3. We all know that kids can be the fussiest eaters. What’s the best way to encourage children to try more exotic foods or get them to eat foods they may not necessarily like?
This is an interesting one. I concur that yes, they are certainly pretty fussy; even our two go through phases of disliking certain things, albeit briefly. This was slightly disappointing at first, but we have to appreciate that taste buds, like all of our senses, develop and change over time. We all need to be more adventurous about food, especially in the presence of children. Make it exciting and most importantly, make it fun; get them involved at every level from foraging to shopping, preparing to cooking and sharing. The more accomplished we become as cooks, the better we are at making humble ingredients really sing. Make them delicious! I ate some fairly ropey vegetables when I was a child, and that standard operating procedure of dinnerladies overcooking everything really put me off eating any vegetables for a long time. Factual education about the food we eat is so important, and the lack of it in the past is where we went wrong. Give them all the information in a digestible format (pardon the pun), and you’ll be amazed how they will make the right choices about what’s good for them.
4. Many people are overly critical about allergy testing in children saying that it can restrict the nutrition in their diet. Have either of your children been tested for food allergies? What would you say is the right time to get your child tested?

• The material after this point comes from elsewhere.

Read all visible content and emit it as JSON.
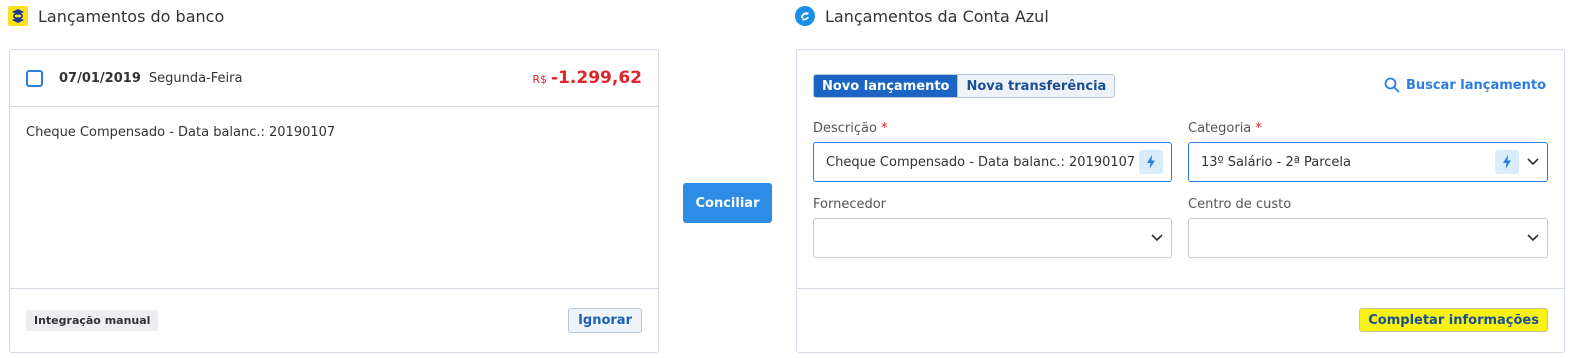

I’m not surprised at all. There’s still a lot of doubt and misunderstanding about intolerances. On a positive note, the picture does seem to be getting clearer as more scientific effort is devoted to this growing problem. Likewise, it’s getting more airtime and coverage across global and social media. I believe that it all comes down to diversity both in our everyday environments and in our eating habits. There’s good research suggesting that we need to protect our microbial diversity by exposure to the natural world. Get your kids outside, feed them a varied diet, and educate their immune systems! Thankfully we haven’t had any reason to have our children tested for food allergies, and I’m fairly certain that they have tried everything under the sun. I couldn’t really comment on parents testing their children as, very much like immunisations, it’s their own decision to make.
Raw Broccoli Salad
The recipe I have to share with you is for raw broccoli salad… I’m not sure that I would have gone for raw broccoli as a child, but this simple recipe elevates it to something that even kids love.
A great friend shared this with us on a camping trip. I admit that at first I was rather sceptical about eating raw broccoli, and I expect others to be hesitant. Trust me though, it’s so good that you won’t be able to put the bowl down.
- Flaked Almonds
- Cheddar Cheese
- Salt & Pepper
Cut the broccoli into bitesize florets. Mix them in a bowl with some grated cheddar cheese, a scattering of raisins and flaked almonds, and then add just enough mayonnaise to bind it all together. Season and serve.
Top Tip: Once you’ve separated a floret from the stalk, slice into the base of the stem and pull it apart rather than just hacking it up. It’s more time consuming, but they split evenly and you don’t end up with lots of tiny pieces.